Atlas Sound is Bradford Cox. And he’s usually accompanied by a touring band. But when the lights dimmed, sharing the stage with Cox was Broadcast’s James Cargill where his band should have been. “This is a little awkward since the band didn’t show up,” the sound guy told me. Turns out the band’s van broke down 50 miles outside of Seattle, en route to Vancouver. Luckily, Cox decided to make the trip himself.
Maybe he was grumpy that he had to go it alone, or perhaps Cox is, well, a cock. Either way, he became increasingly upset as his set progressed. Despite his tantrums about people talking, the small “g” musical genius that he is, managed to mix feedback with pop as effortlessly as he came up with complaints to rail at the audience with. He was infectious and ridiculous at the same time.
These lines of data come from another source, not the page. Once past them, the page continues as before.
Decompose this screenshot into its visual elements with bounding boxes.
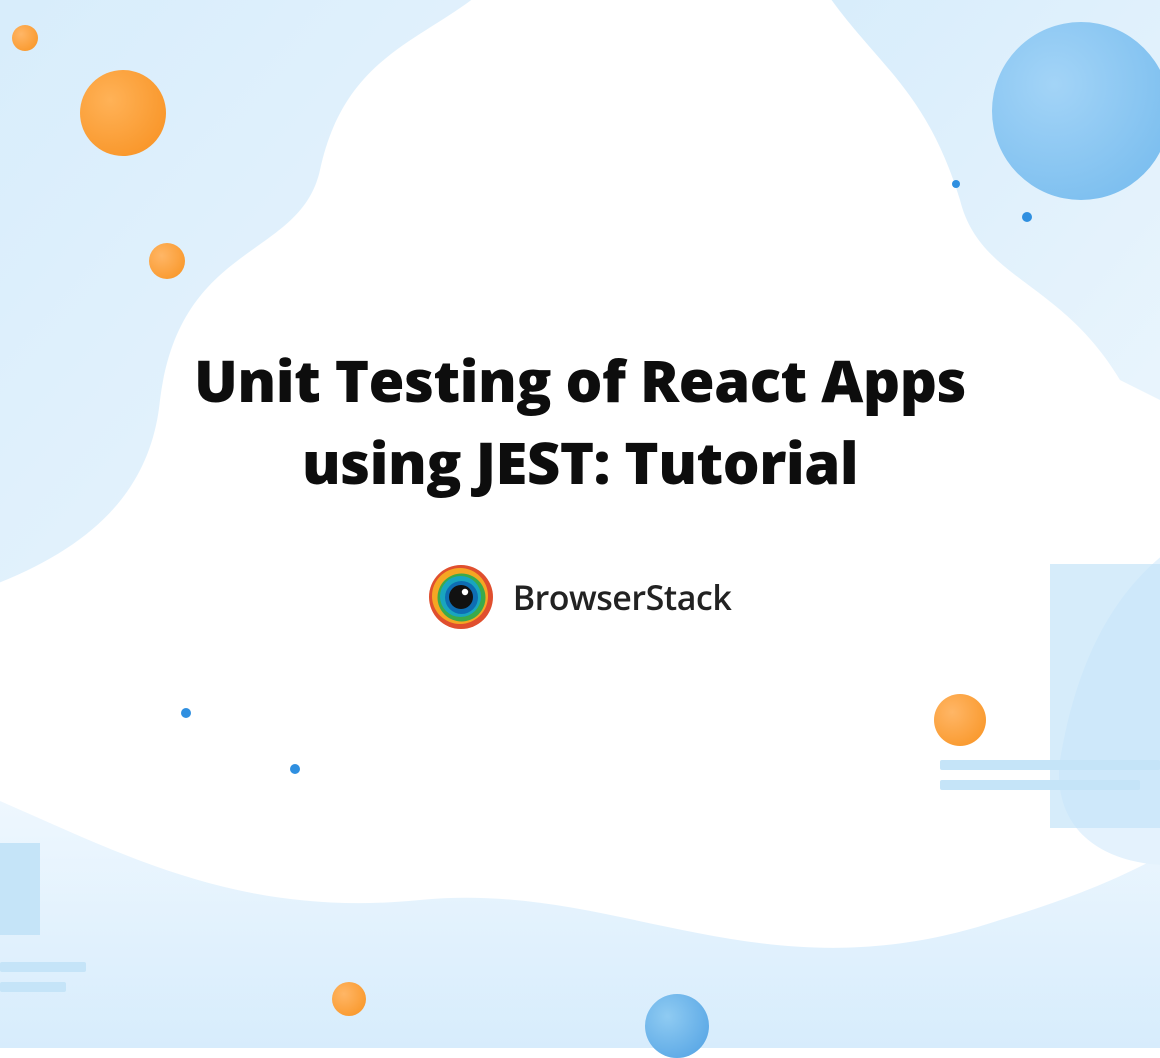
decorative-circle-orange [332, 982, 366, 1016]
background-blob [0, 0, 1160, 1048]
decorative-circle-orange [934, 694, 986, 746]
decorative-circle-blue [645, 994, 709, 1058]
decorative-dot-blue [181, 708, 191, 718]
decorative-rect [0, 843, 40, 935]
decorative-dot-blue [1022, 212, 1032, 222]
decorative-lines [940, 760, 1160, 790]
decorative-dot-blue [952, 180, 960, 188]
decorative-dot-orange [12, 25, 38, 51]
decorative-circle-orange [149, 243, 185, 279]
decorative-dot-blue [290, 764, 300, 774]
decorative-circle-blue [992, 22, 1160, 200]
decorative-circle-orange [80, 70, 166, 156]
decorative-lines [0, 962, 86, 992]
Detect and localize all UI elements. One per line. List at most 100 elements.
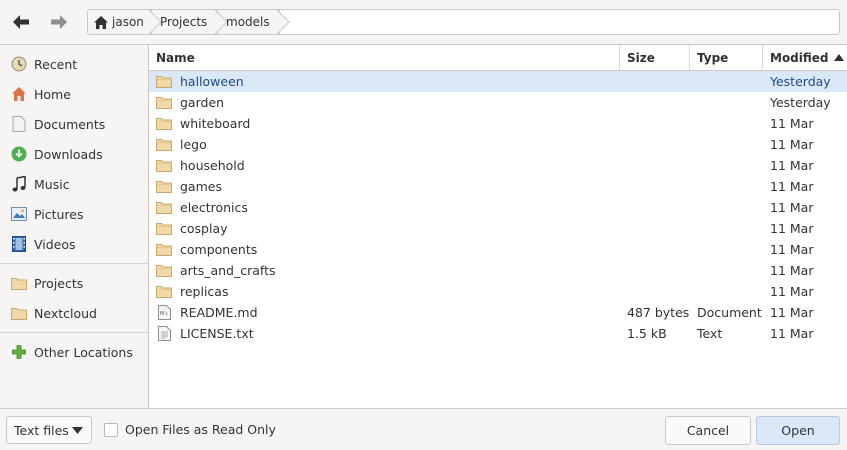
sidebar-item-label: Pictures bbox=[34, 206, 84, 222]
sidebar-item-label: Recent bbox=[34, 56, 78, 72]
breadcrumb-projects[interactable]: Projects bbox=[152, 10, 228, 34]
cancel-button-label: Cancel bbox=[686, 423, 730, 438]
file-row[interactable]: household 11 Mar bbox=[149, 155, 847, 176]
file-row[interactable]: arts_and_crafts 11 Mar bbox=[149, 260, 847, 281]
sidebar-item-recent[interactable]: Recent bbox=[0, 49, 148, 79]
folder-icon bbox=[156, 197, 172, 218]
music-note-icon bbox=[11, 176, 27, 192]
file-modified: Yesterday bbox=[770, 74, 831, 89]
file-name: halloween bbox=[180, 74, 244, 89]
open-button-label: Open bbox=[781, 423, 815, 438]
file-name: cosplay bbox=[180, 221, 228, 236]
file-row[interactable]: whiteboard 11 Mar bbox=[149, 113, 847, 134]
file-row[interactable]: M↓ README.md 487 bytes Document 11 Mar bbox=[149, 302, 847, 323]
file-modified: 11 Mar bbox=[770, 263, 814, 278]
file-type: Text bbox=[697, 326, 723, 341]
sidebar-separator bbox=[0, 332, 148, 333]
svg-text:M↓: M↓ bbox=[160, 311, 169, 317]
sidebar-item-videos[interactable]: Videos bbox=[0, 229, 148, 259]
sidebar-item-label: Videos bbox=[34, 236, 76, 252]
file-row[interactable]: garden Yesterday bbox=[149, 92, 847, 113]
column-header-row: Name Size Type Modified bbox=[149, 45, 847, 71]
document-icon bbox=[11, 116, 27, 132]
folder-icon bbox=[156, 260, 172, 281]
file-name: components bbox=[180, 242, 258, 257]
file-name: garden bbox=[180, 95, 225, 110]
column-header-name[interactable]: Name bbox=[149, 45, 620, 70]
home-icon bbox=[94, 15, 108, 29]
sidebar-item-nextcloud[interactable]: Nextcloud bbox=[0, 298, 148, 328]
folder-icon bbox=[156, 92, 172, 113]
sidebar-item-label: Downloads bbox=[34, 146, 103, 162]
column-header-modified[interactable]: Modified bbox=[763, 45, 847, 70]
file-modified: 11 Mar bbox=[770, 116, 814, 131]
file-row[interactable]: electronics 11 Mar bbox=[149, 197, 847, 218]
file-name: electronics bbox=[180, 200, 248, 215]
file-row[interactable]: cosplay 11 Mar bbox=[149, 218, 847, 239]
sidebar-item-home[interactable]: Home bbox=[0, 79, 148, 109]
folder-icon bbox=[156, 239, 172, 260]
path-bar: jason Projects models bbox=[87, 9, 840, 35]
column-header-label: Modified bbox=[770, 50, 829, 65]
file-list: Name Size Type Modified halloween Yesterd… bbox=[149, 44, 847, 408]
file-row[interactable]: replicas 11 Mar bbox=[149, 281, 847, 302]
download-icon bbox=[11, 146, 27, 162]
forward-button[interactable] bbox=[44, 8, 74, 36]
folder-icon bbox=[156, 71, 172, 92]
file-name: README.md bbox=[180, 305, 258, 320]
file-modified: 11 Mar bbox=[770, 221, 814, 236]
file-name: lego bbox=[180, 137, 207, 152]
file-name: replicas bbox=[180, 284, 229, 299]
file-modified: 11 Mar bbox=[770, 200, 814, 215]
column-header-label: Name bbox=[156, 50, 195, 65]
read-only-checkbox[interactable] bbox=[104, 423, 118, 437]
file-modified: 11 Mar bbox=[770, 305, 814, 320]
folder-icon bbox=[156, 113, 172, 134]
sidebar-item-label: Other Locations bbox=[34, 344, 133, 360]
column-header-type[interactable]: Type bbox=[690, 45, 763, 70]
folder-icon bbox=[156, 134, 172, 155]
file-modified: 11 Mar bbox=[770, 242, 814, 257]
file-row[interactable]: halloween Yesterday bbox=[149, 71, 847, 92]
file-row[interactable]: games 11 Mar bbox=[149, 176, 847, 197]
sidebar-item-documents[interactable]: Documents bbox=[0, 109, 148, 139]
arrow-left-icon bbox=[13, 15, 29, 29]
dialog-action-bar: Text files Open Files as Read Only Cance… bbox=[0, 408, 847, 450]
sidebar-item-music[interactable]: Music bbox=[0, 169, 148, 199]
sidebar-item-projects[interactable]: Projects bbox=[0, 268, 148, 298]
sidebar-item-other-locations[interactable]: Other Locations bbox=[0, 337, 148, 367]
file-modified: 11 Mar bbox=[770, 326, 814, 341]
sidebar-item-label: Home bbox=[34, 86, 71, 102]
file-row[interactable]: lego 11 Mar bbox=[149, 134, 847, 155]
breadcrumb-label: models bbox=[226, 15, 270, 29]
breadcrumb-label: jason bbox=[112, 15, 144, 29]
folder-icon bbox=[156, 176, 172, 197]
sidebar-item-downloads[interactable]: Downloads bbox=[0, 139, 148, 169]
column-header-label: Type bbox=[697, 50, 729, 65]
sidebar-item-label: Nextcloud bbox=[34, 305, 97, 321]
folder-icon bbox=[11, 275, 27, 291]
breadcrumb-home[interactable]: jason bbox=[88, 10, 162, 34]
file-size: 1.5 kB bbox=[627, 326, 667, 341]
open-button[interactable]: Open bbox=[756, 416, 840, 445]
file-row[interactable]: components 11 Mar bbox=[149, 239, 847, 260]
file-type: Document bbox=[697, 305, 762, 320]
markdown-file-icon: M↓ bbox=[156, 302, 172, 323]
breadcrumb-models[interactable]: models bbox=[218, 10, 290, 34]
folder-icon bbox=[156, 218, 172, 239]
cancel-button[interactable]: Cancel bbox=[665, 416, 751, 445]
file-row[interactable]: LICENSE.txt 1.5 kB Text 11 Mar bbox=[149, 323, 847, 344]
folder-icon bbox=[11, 305, 27, 321]
column-header-size[interactable]: Size bbox=[620, 45, 690, 70]
column-header-label: Size bbox=[627, 50, 655, 65]
sidebar-item-label: Music bbox=[34, 176, 70, 192]
file-name: arts_and_crafts bbox=[180, 263, 276, 278]
file-modified: 11 Mar bbox=[770, 179, 814, 194]
arrow-right-icon bbox=[51, 15, 67, 29]
breadcrumb-label: Projects bbox=[160, 15, 208, 29]
back-button[interactable] bbox=[6, 8, 36, 36]
file-type-filter-select[interactable]: Text files bbox=[6, 416, 92, 444]
sidebar-item-pictures[interactable]: Pictures bbox=[0, 199, 148, 229]
file-modified: 11 Mar bbox=[770, 158, 814, 173]
plus-icon bbox=[11, 344, 27, 360]
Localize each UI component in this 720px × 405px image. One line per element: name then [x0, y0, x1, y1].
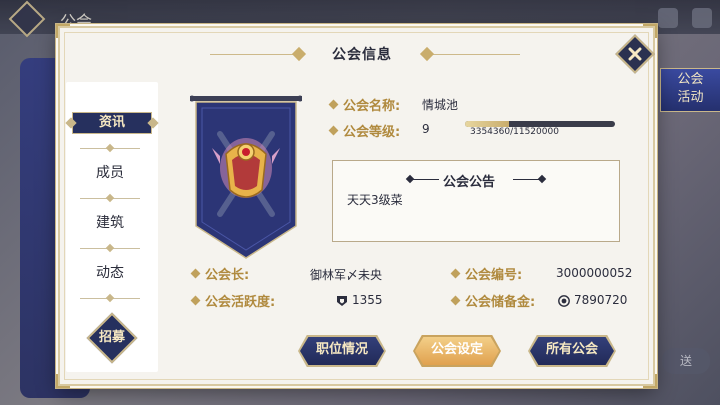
guild-banner-emblem[interactable]: [190, 94, 302, 262]
guild-settings-button-label: 公会设定: [430, 342, 483, 357]
home-icon[interactable]: [692, 8, 712, 28]
guild-id-row: 公会编号:: [450, 264, 523, 283]
recruit-button[interactable]: 招募: [86, 312, 138, 364]
tab-info[interactable]: 资讯: [72, 112, 152, 134]
coin-icon: [558, 294, 570, 307]
guild-fund-value: 7890720: [574, 293, 628, 307]
side-nav: 资讯 成员 建筑 动态 招募: [60, 112, 160, 370]
bullet-icon: [190, 295, 201, 306]
guild-leader-value: 御林军〆未央: [310, 268, 383, 282]
guild-activity-value-wrap: 1355: [336, 293, 383, 307]
dialog-title-wrap: 公会信息: [292, 42, 432, 66]
positions-button[interactable]: 职位情况: [298, 335, 386, 367]
guild-id-label: 公会编号:: [465, 268, 523, 283]
all-guilds-button[interactable]: 所有公会: [528, 335, 616, 367]
guild-level-label: 公会等级:: [343, 125, 401, 140]
positions-button-label: 职位情况: [315, 342, 368, 357]
notice-ornament: [513, 179, 539, 180]
close-icon: [628, 47, 642, 61]
recruit-label: 招募: [98, 330, 125, 345]
guild-info-dialog: 公会信息 资讯 成员 建筑 动态 招募 公会名称: 情城池 公会等级: 9 33…: [56, 24, 657, 388]
guild-level-row: 公会等级:: [328, 121, 401, 140]
bullet-icon: [190, 268, 201, 279]
guild-leader-label: 公会长:: [205, 268, 250, 283]
corner-ornament: [643, 374, 657, 388]
nav-divider: [80, 298, 140, 299]
guild-id-value: 3000000052: [556, 266, 633, 280]
top-bar-icons: [658, 8, 712, 28]
guild-settings-button[interactable]: 公会设定: [413, 335, 501, 367]
tab-activity-log[interactable]: 动态: [60, 252, 160, 294]
nav-divider: [80, 148, 140, 149]
guild-activity-label: 公会活跃度:: [205, 295, 276, 310]
menu-emblem-icon[interactable]: [8, 0, 46, 38]
tab-members[interactable]: 成员: [60, 152, 160, 194]
guild-exp-text: 3354360/11520000: [470, 127, 559, 137]
activity-shield-icon: [337, 295, 347, 306]
guild-activity-value: 1355: [352, 293, 383, 307]
corner-ornament: [56, 374, 70, 388]
title-divider: [430, 54, 520, 55]
guild-fund-row: 公会储备金:: [450, 291, 536, 310]
bullet-icon: [328, 125, 339, 136]
guild-level-value: 9: [422, 122, 430, 136]
close-button[interactable]: [615, 34, 655, 74]
title-divider: [210, 54, 300, 55]
bullet-icon: [450, 268, 461, 279]
guild-activity-label: 公会 活动: [677, 72, 704, 105]
send-button[interactable]: 送: [662, 348, 710, 374]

Coming off the well-received Logos album, Atlas Sound was actually the bigger draw here. Regardless, Broadcast, who are now a two-piece, were a great example of a group wanting to progress and not coast on their past achievements. James Cargill set the tone with loops of sound and belches from his Korg while Trish Keenan accompanied with her numerous electronic devices and ‘60s-inspired vocals. Like their recent releases, this was the collage-of-sound Broadcast rather than the studied-pop-songs version of the group that gained them notoriety. Broadcast were a lot noisier and more musically challenging than expected, while Atlas Sound wasn’t as sonically noisy as his demeanour was.